A “surprise” announcement
The system will launch on October 12, the same day as Pokémon X and Pokémon Y, at a suggested retail price of $129.99.
It is designed specifically as an affordable entry point and will made available in Red or Blue.
Nintendo 2DS plays the entire library of packaged and downloadable games for Nintendo 3DS – only in 2D and is a slate-type form factor.
Nintendo said that 2DS maintains “many of the same hardware features as Nintendo 3DS” such as dual screens, game-play controls and touch-screen features.
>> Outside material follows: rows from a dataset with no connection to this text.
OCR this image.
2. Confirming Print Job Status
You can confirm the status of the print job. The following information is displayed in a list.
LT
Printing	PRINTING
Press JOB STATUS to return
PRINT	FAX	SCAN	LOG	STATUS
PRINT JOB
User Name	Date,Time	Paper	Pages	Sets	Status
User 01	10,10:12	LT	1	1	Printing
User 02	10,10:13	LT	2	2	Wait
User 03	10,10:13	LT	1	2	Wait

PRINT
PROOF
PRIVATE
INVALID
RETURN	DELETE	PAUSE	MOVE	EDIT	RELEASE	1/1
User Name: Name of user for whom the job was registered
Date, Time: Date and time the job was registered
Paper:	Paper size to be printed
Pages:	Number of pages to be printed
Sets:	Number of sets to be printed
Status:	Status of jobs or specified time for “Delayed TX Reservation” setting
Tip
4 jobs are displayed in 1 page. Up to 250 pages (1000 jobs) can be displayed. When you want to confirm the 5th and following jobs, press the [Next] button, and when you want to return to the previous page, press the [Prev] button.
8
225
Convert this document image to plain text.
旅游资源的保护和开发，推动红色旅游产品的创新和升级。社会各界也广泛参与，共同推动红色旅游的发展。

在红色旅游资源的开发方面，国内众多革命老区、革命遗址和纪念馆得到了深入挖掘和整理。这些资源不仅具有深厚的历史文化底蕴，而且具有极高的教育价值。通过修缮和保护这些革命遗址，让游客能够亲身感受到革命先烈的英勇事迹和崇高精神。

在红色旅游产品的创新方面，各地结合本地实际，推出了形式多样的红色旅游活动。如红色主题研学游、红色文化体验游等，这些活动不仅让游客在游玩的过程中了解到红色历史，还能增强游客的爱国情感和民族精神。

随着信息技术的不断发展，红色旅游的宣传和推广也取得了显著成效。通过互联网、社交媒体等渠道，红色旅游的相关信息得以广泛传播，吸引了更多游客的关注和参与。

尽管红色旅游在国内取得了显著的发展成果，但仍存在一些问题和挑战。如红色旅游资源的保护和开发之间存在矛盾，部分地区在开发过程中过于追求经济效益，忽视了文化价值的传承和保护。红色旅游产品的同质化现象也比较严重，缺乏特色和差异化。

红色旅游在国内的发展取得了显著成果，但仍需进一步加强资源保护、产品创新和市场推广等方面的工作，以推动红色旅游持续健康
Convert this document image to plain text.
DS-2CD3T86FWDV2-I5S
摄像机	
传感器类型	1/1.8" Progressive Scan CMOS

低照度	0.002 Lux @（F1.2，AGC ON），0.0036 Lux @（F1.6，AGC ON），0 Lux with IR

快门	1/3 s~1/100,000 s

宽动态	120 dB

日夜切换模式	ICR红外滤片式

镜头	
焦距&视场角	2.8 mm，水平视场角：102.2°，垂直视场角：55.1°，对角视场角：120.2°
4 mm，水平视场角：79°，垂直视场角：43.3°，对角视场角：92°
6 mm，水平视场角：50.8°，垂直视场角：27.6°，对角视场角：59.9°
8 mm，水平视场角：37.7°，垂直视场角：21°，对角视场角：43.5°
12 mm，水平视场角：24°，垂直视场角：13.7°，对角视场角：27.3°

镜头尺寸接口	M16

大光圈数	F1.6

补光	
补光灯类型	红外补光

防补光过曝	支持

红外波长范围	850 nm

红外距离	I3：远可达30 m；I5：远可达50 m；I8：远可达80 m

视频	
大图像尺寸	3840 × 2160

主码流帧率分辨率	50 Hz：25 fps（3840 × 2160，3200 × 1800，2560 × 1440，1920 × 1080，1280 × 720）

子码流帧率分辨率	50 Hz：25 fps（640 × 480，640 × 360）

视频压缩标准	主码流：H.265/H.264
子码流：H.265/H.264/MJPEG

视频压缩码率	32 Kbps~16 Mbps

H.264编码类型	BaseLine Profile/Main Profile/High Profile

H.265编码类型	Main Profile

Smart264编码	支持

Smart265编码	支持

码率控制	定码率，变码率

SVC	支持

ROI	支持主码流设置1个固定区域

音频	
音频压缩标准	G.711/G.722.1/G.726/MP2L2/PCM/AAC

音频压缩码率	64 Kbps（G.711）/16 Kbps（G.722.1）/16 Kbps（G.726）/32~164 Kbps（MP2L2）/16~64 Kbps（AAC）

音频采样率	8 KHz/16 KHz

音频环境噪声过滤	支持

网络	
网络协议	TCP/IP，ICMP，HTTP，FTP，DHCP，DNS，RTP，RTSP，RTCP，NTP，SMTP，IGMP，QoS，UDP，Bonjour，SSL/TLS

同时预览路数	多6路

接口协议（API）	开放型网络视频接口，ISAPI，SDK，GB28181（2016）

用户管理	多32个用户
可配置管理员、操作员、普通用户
It is also backward compatible with the existing library of more than 2,000 Nintendo DS games, as well as access to wireless connectivity features like multiplayer, Nintendo Video and digital games listed in the eShop.
Nintendo still standing behind 3D
Just because Nintendo has introduced a new handheld model focusing on the 2D aspect, doesn’t mean it is ditching 3D.
Speaking with GI International, the company’s executive vice president of sales and marketing Scott Moffitt said the firm is only trying to address the “value barrier” with the handheld, aimed specifically at those who’ve yet to upgrade to 3DS because they are still enjoying their DS device.
It is also aimed at children just entering the video game market, and for parents who don’t want to drop $200 on a gaming system for them.
“Now we’re much closer to $100, which makes it much more affordable for them,” said Moffitt. “I think that was probably the audience we expected or intended to design the unit for.
“The ($99) DS still exists, so it’s really four [items in the lineup]. Certainly our emphasis and our priority is on the 3DS platform. That’s where we’ve made our commitment. That’s our future. So we are not developing gaming content for DS at this point. Our resources are focused on 3DS. But that’ll still be in the lineup.
“Clearly our development efforts all include 3D games. Our installed base, we have eight million units installed. If 3D wasn’t selling and wasn’t part of our future, we wouldn’t be seeing and enjoying the robust sales we have on 3DS right now. The 3DS is the number one gaming platform on the market. We’re having a very good year with 3DS. Our games continue to sell extremely well. Our forecast for pretty much everything we’ve launched this year has surprised us on the positive side.
“We’ve been very happy with the 3DS part of our business. This is really all about addressing that next opportunity in the US market.”
Moffitt went on to say that gamer feedback suggests they enjoy 3D as a feature and Nintendo doesn’t “want to walk away from that at all,” but the games created for 3DS also play well in 2D, which has allowed Nintendo to create a system with a price point it couldn’t get to with a 3D screen.
“If we can get to that in another way… get to a price point of $129 with 3D functionality, it didn’t look like it was possible,” he said. “That’s the reason. It’s less about wanting to have 3D in and it’s more about trying to get to the value price point that’s going to allow us to open up that next part of the market.”